Now, the main idea behind this work, in the words of Clark and Oswald (2002), is to "use the relative coefficients of income and life events ... to calculate a monetary 'compensating amount' for each kind of life event."

What this means is that coefficients like c1 and c2 determine how much an increase in factor1 would compensate for an unit loss in factor2. For example, if suddenly your spouse were to die, how much more must you earn to maintain the same level of happiness? The answer is easy to get if you believe the linear equation above - if your marriage status goes from 1 to 0, then your loss in happiness is -c2. So income must rise by (c2 c1) to maintain the same happiness. The economists then make the claim that losing a spouse is equal to (c2/c1) amount of annual income, which for the US and the UK, works out to around Rs. 40-50 lakhs per year. A more important factor for happiness is health - going from excellent to fair is the same as losing Rs. 2 crores per year. While these numbers are for affluent western societies, for middle class India, one may lower them by a factor of five to ten perhaps.

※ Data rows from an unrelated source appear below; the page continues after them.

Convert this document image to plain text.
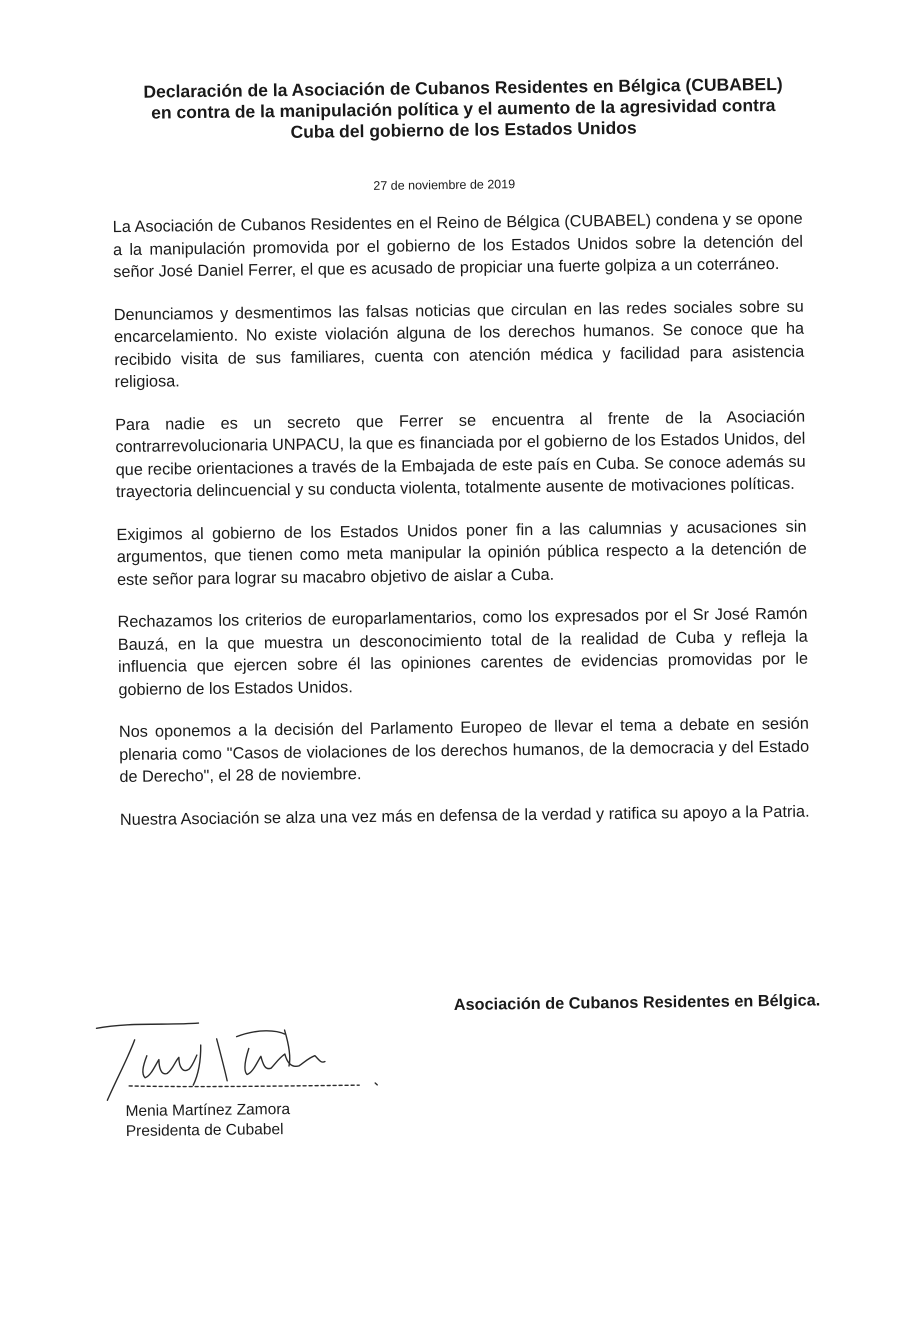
Declaración de la Asociación de Cubanos Residentes en Bélgica (CUBABEL) en contra de la manipulación política y el aumento de la agresividad contra Cuba del gobierno de los Estados Unidos

27 de noviembre de 2019

La Asociación de Cubanos Residentes en el Reino de Bélgica (CUBABEL) condena y se opone a la manipulación promovida por el gobierno de los Estados Unidos sobre la detención del señor José Daniel Ferrer, el que es acusado de propiciar una fuerte golpiza a un coterráneo.

Denunciamos y desmentimos las falsas noticias que circulan en las redes sociales sobre su encarcelamiento. No existe violación alguna de los derechos humanos. Se conoce que ha recibido visita de sus familiares, cuenta con atención médica y facilidad para asistencia religiosa.

Para nadie es un secreto que Ferrer se encuentra al frente de la Asociación contrarrevolucionaria UNPACU, la que es financiada por el gobierno de los Estados Unidos, del que recibe orientaciones a través de la Embajada de este país en Cuba. Se conoce además su trayectoria delincuencial y su conducta violenta, totalmente ausente de motivaciones políticas.

Exigimos al gobierno de los Estados Unidos poner fin a las calumnias y acusaciones sin argumentos, que tienen como meta manipular la opinión pública respecto a la detención de este señor para lograr su macabro objetivo de aislar a Cuba.

Rechazamos los criterios de europarlamentarios, como los expresados por el Sr José Ramón Bauzá, en la que muestra un desconocimiento total de la realidad de Cuba y refleja la influencia que ejercen sobre él las opiniones carentes de evidencias promovidas por le gobierno de los Estados Unidos.

Nos oponemos a la decisión del Parlamento Europeo de llevar el tema a debate en sesión plenaria como "Casos de violaciones de los derechos humanos, de la democracia y del Estado de Derecho", el 28 de noviembre.

Nuestra Asociación se alza una vez más en defensa de la verdad y ratifica su apoyo a la Patria.

Asociación de Cubanos Residentes en Bélgica.

Menia Martínez Zamora
Presidenta de Cubabel
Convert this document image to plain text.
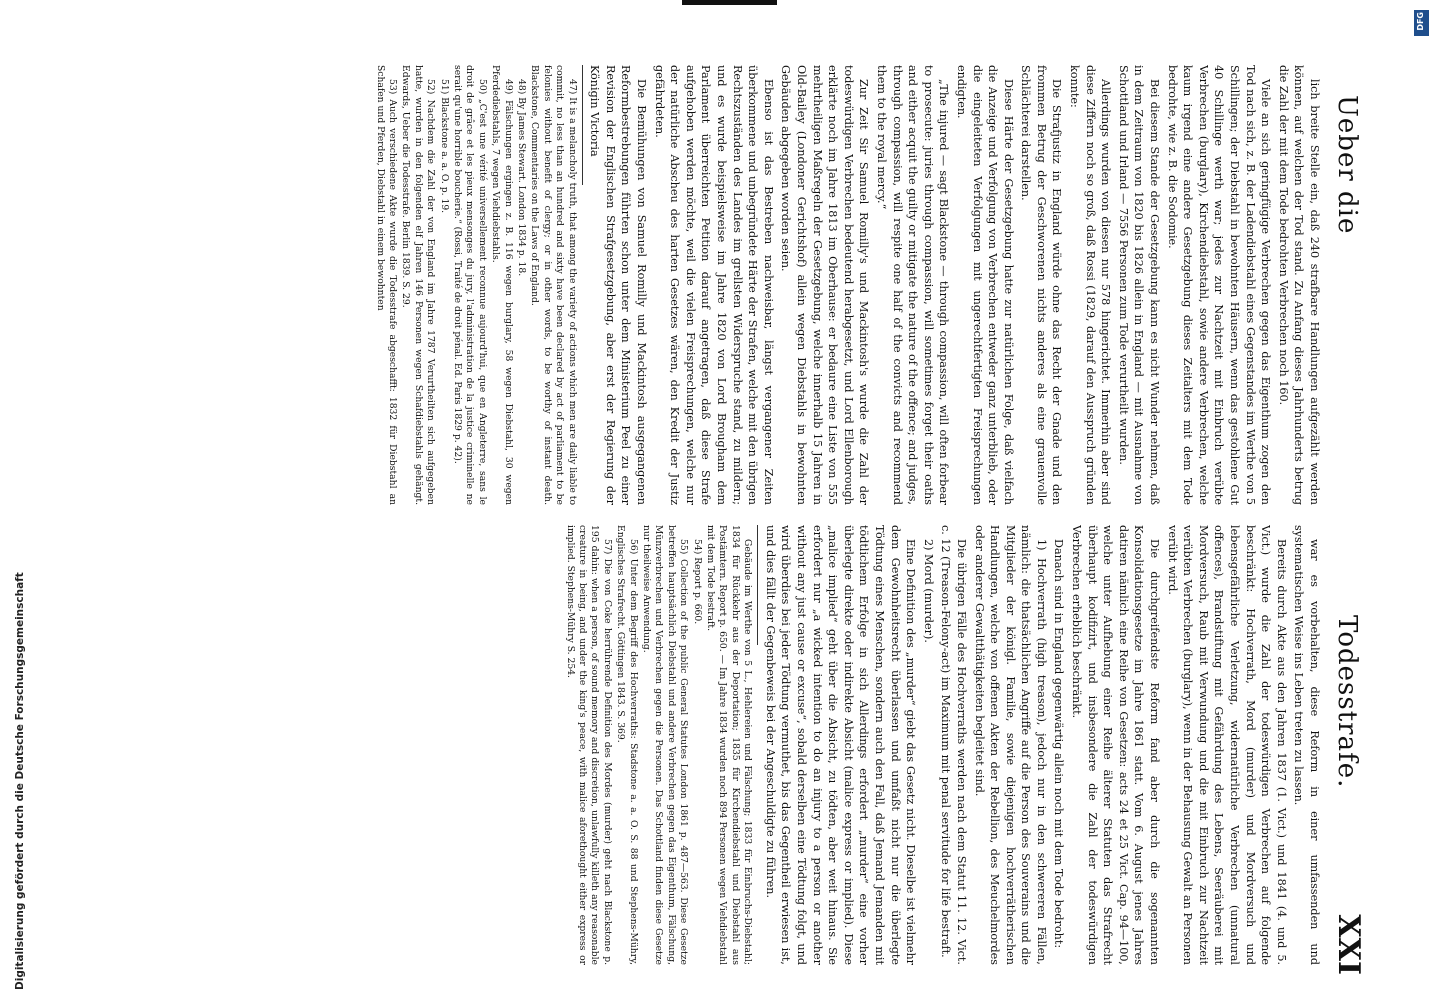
Digitalisierung gefördert durch die Deutsche Forschungsgemeinschaft
DFG
Ueber die
Todesstrafe.
XXI

lich breite Stelle ein, daß 240 strafbare Handlungen aufgezählt werden können, auf welchen der Tod stand. Zu Anfang dieses Jahrhunderts betrug die Zahl der mit dem Tode bedrohten Verbrechen noch 160.

Viele an sich geringfügige Verbrechen gegen das Eigenthum zogen den Tod nach sich, z. B. der Ladendiebstahl eines Gegenstandes im Werthe von 5 Schillingen; der Diebstahl in bewohnten Häusern, wenn das gestohlene Gut 40 Schillinge werth war; jedes zur Nachtzeit mit Einbruch verübte Verbrechen (burglary), Kirchendiebstahl, sowie andere Verbrechen, welche kaum irgend eine andere Gesetzgebung dieses Zeitalters mit dem Tode bedrohte, wie z. B. die Sodomie.

Bei diesem Stande der Gesetzgebung kann es nicht Wunder nehmen, daß in dem Zeitraum von 1820 bis 1826 allein in England — mit Ausnahme von Schottland und Irland — 7556 Personen zum Tode verurtheilt wurden.

Allerdings wurden von diesen nur 578 hingerichtet. Immerhin aber sind diese Ziffern noch so groß, daß Rossi (1829, darauf den Ausspruch gründen konnte:

Die Strafjustiz in England würde ohne das Recht der Gnade und den frommen Betrug der Geschworenen nichts anderes als eine grauenvolle Schlächterei darstellen.

Diese Härte der Gesetzgebung hatte zur natürlichen Folge, daß vielfach die Anzeige und Verfolgung von Verbrechen entweder ganz unterblieb, oder die eingeleiteten Verfolgungen mit ungerechtfertigten Freisprechungen endigten.

„The injured — sagt Blackstone — through compassion, will often forbear to prosecute: juries through compassion, will sometimes forget their oaths and either acquit the guilty or mitigate the nature of the offence; and judges, through compassion, will respite one half of the convicts and recommend them to the royal mercy.“

Zur Zeit Sir Samuel Romilly's und Mackintosh's wurde die Zahl der todeswürdigen Verbrechen bedeutend herabgesetzt, und Lord Ellenborough erklärte noch im Jahre 1813 im Oberhause: er bedaure eine Liste von 555 mehrtheiligen Maßregeln der Gesetzgebung, welche innerhalb 15 Jahren in Old-Bailey (Londoner Gerichtshof) allein wegen Diebstahls in bewohnten Gebäuden abgegeben worden seien.

Ebenso ist das Bestreben nachweisbar, längst vergangener Zeiten überkommene und unbegründete Härte der Strafen, welche mit den übrigen Rechtszuständen des Landes im grellsten Widerspruche stand, zu mildern; und es wurde beispielsweise im Jahre 1820 von Lord Brougham dem Parlament überreichten Petition darauf angetragen, daß diese Strafe aufgehoben werden möchte, weil die vielen Freisprechungen, welche nur der natürliche Abscheu des harten Gesetzes wären, den Kredit der Justiz gefährdeten.

Die Bemühungen von Samuel Romilly und Mackintosh ausgegangenen Reformbestrebungen führten schon unter dem Ministerium Peel zu einer Revision der Englischen Strafgesetzgebung, aber erst der Regierung der Königin Victoria

47) It is a melancholy truth, that among the variety of actions which men are daily liable to commit, no less than an hundred and sixty have been declared by act of parliament to be felonies without benefit of clergy; or in other words, to be worthy of instant death. Blackstone, Commentaries on the Laws of England.

48) By James Stewart. London 1834 p. 18.

49) Fälschungen ergingen z. B. 116 wegen burglary, 58 wegen Diebstahl, 30 wegen Pferdediebstahls, 7 wegen Viehdiebstahls.

50) „C'est une vérité universellement reconnue aujourd'hui, que en Angleterre, sans le droit de grâce et les pieux mensonges du jury, l'administration de la justice criminelle ne serait qu'une horrible boucherie.“ (Rossi, Traité de droit pénal. Ed. Paris 1829 p. 42).

51) Blackstone a. a. O. p. 19.

52) Nachdem die Zahl der von England im Jahre 1787 Verurtheilten sich aufgegeben hatte, wurden in den folgenden elf Jahren 146 Personen wegen Schafdiebstahls gehängt. Edwards, Ueber die Todesstrafe. Berlin 1839. S. 29.

53) Auch verschiedene Akte wurde die Todesstrafe abgeschafft: 1832 für Diebstahl an Schafen und Pferden, Diebstahl in einem bewohnten

war es vorbehalten, diese Reform in einer umfassenden und systematischen Weise ins Leben treten zu lassen.

Bereits durch Akte aus den Jahren 1837 (1. Vict.) und 1841 (4. und 5. Vict.) wurde die Zahl der todeswürdigen Verbrechen auf folgende beschränkt: Hochverrath, Mord (murder) und Mordversuch und lebensgefährliche Verletzung, widernatürliche Verbrechen (unnatural offences), Brandstiftung mit Gefährdung des Lebens, Seeräuberei mit Mordversuch, Raub mit Verwundung und die mit Einbruch zur Nachtzeit verübten Verbrechen (burglary), wenn in der Behausung Gewalt an Personen verübt wird.

Die durchgreifendste Reform fand aber durch die sogenannten Konsolidationsgesetze im Jahre 1861 statt. Vom 6. August jenes Jahres datiren nämlich eine Reihe von Gesetzen: acts 24 et 25 Vict. Cap. 94—100, welche unter Aufhebung einer Reihe älterer Statuten das Strafrecht überhaupt kodifizirt, und insbesondere die Zahl der todeswürdigen Verbrechen erheblich beschränkt.

Danach sind in England gegenwärtig allein noch mit dem Tode bedroht:

1) Hochverrath (high treason), jedoch nur in den schwereren Fällen, nämlich: die thatsächlichen Angriffe auf die Person des Souverains und die Mitglieder der königl. Familie, sowie diejenigen hochverrätherischen Handlungen, welche von offenen Akten der Rebellion, des Meuchelmordes oder anderer Gewaltthätigkeiten begleitet sind.

Die übrigen Fälle des Hochverraths werden nach dem Statut 11. 12. Vict. c. 12 (Treason-Felony-act) im Maximum mit penal servitude for life bestraft.

2) Mord (murder).

Eine Definition des „murder“ giebt das Gesetz nicht. Dieselbe ist vielmehr dem Gewohnheitsrecht überlassen und umfaßt nicht nur die überlegte Tödtung eines Menschen, sondern auch den Fall, daß Jemand Jemanden mit tödtlichem Erfolge in sich Allerdings erfordert „murder“ eine vorher überlegte direkte oder indirekte Absicht (malice express or implied). Diese „malice implied“ geht über die Absicht, zu tödten, aber weit hinaus. Sie erfordert nur „a wicked intention to do an injury to a person or another without any just cause or excuse“, sobald derselben eine Tödtung folgt, und wird überdies bei jeder Tödtung vermuthet, bis das Gegentheil erwiesen ist, und dies fällt der Gegenbeweis bei der Angeschuldigte zu führen.

Gebäude im Werthe von 5 L., Hehlereien und Fälschung; 1833 für Einbruchs-Diebstahl; 1834 für Rückkehr aus der Deportation; 1835 für Kirchendiebstahl und Diebstahl aus Postämtern. Report p. 650. — Im Jahre 1834 wurden noch 894 Personen wegen Viehdiebstahl mit dem Tode bestraft.

54) Report p. 660.

55) Collection of the public General Statutes London 1861 p. 487—563. Diese Gesetze betreffen hauptsächlich Diebstahl und andere Verbrechen gegen das Eigenthum, Fälschung, Münzverbrechen und Verbrechen gegen die Personen. Das Schottland finden diese Gesetze nur theilweise Anwendung.

56) Unter dem Begriff des Hochverraths: Stadstone a. a. O. S. 88 und Stephens-Mühry, Englisches Strafrecht. Göttingen 1843. S. 369.

57) Die von Coke herrührende Definition des Mordes (murder) geht nach Blackstone p. 195 dahin: when a person, of sound memory and discretion, unlawfully killeth any reasonable creature in being, and under the king's peace, with malice aforethought either express or implied. Stephens-Mühry S. 254.
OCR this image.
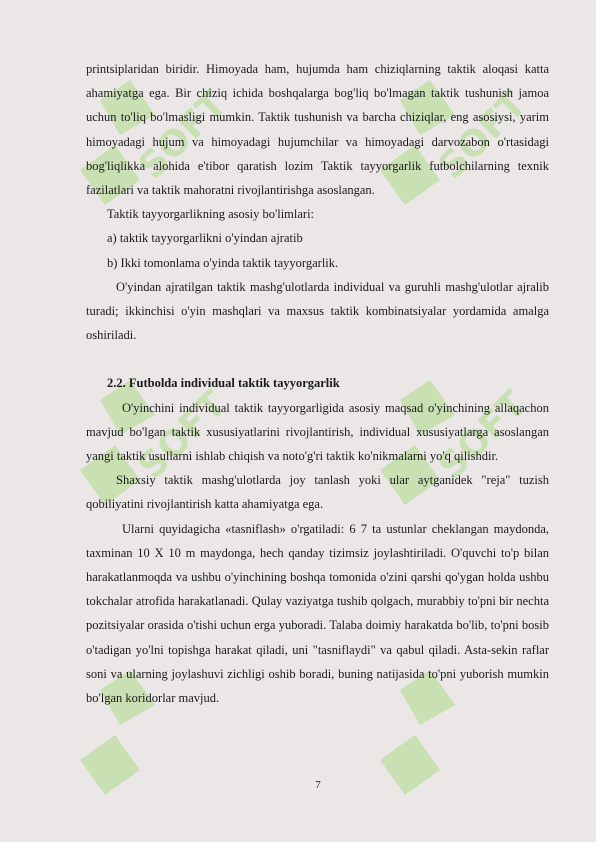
SOFT	SOFT
SOFT	SOFT

printsiplaridan biridir. Himoyada ham, hujumda ham chiziqlarning taktik aloqasi katta ahamiyatga ega. Bir chiziq ichida boshqalarga bog'liq bo'lmagan taktik tushunish jamoa uchun to'liq bo'lmasligi mumkin. Taktik tushunish va barcha chiziqlar, eng asosiysi, yarim himoyadagi hujum va himoyadagi hujumchilar va himoyadagi darvozabon o'rtasidagi bog'liqlikka alohida e'tibor qaratish lozim Taktik tayyorgarlik futbolchilarning texnik fazilatlari va taktik mahoratni rivojlantirishga asoslangan.

Taktik tayyorgarlikning asosiy bo'limlari:

a) taktik tayyorgarlikni o'yindan ajratib

b) Ikki tomonlama o'yinda taktik tayyorgarlik.

O'yindan ajratilgan taktik mashg'ulotlarda individual va guruhli mashg'ulotlar ajralib turadi; ikkinchisi o'yin mashqlari va maxsus taktik kombinatsiyalar yordamida amalga oshiriladi.

2.2. Futbolda individual taktik tayyorgarlik

O'yinchini individual taktik tayyorgarligida asosiy maqsad o'yinchining allaqachon mavjud bo'lgan taktik xususiyatlarini rivojlantirish, individual xususiyatlarga asoslangan yangi taktik usullarni ishlab chiqish va noto'g'ri taktik ko'nikmalarni yo'q qilishdir.

Shaxsiy taktik mashg'ulotlarda joy tanlash yoki ular aytganidek "reja" tuzish qobiliyatini rivojlantirish katta ahamiyatga ega.

Ularni quyidagicha «tasniflash» o'rgatiladi: 6 7 ta ustunlar cheklangan maydonda, taxminan 10 X 10 m maydonga, hech qanday tizimsiz joylashtiriladi. O'quvchi to'p bilan harakatlanmoqda va ushbu o'yinchining boshqa tomonida o'zini qarshi qo'ygan holda ushbu tokchalar atrofida harakatlanadi. Qulay vaziyatga tushib qolgach, murabbiy to'pni bir nechta pozitsiyalar orasida o'tishi uchun erga yuboradi. Talaba doimiy harakatda bo'lib, to'pni bosib o'tadigan yo'lni topishga harakat qiladi, uni "tasniflaydi" va qabul qiladi. Asta-sekin raflar soni va ularning joylashuvi zichligi oshib boradi, buning natijasida to'pni yuborish mumkin bo'lgan koridorlar mavjud.

7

While these results are best tentative, they do provide insight into the many ways in which statistical methods are changing the social sciences. But do they mean that science can answer the larger questions of life? There is a hint on this in one of the other results in the study: religious people are happier and live longer than rational scientific atheists like me!

So I am afraid that for a very long time, these questions will remain the grist of more intuitive fields like religion.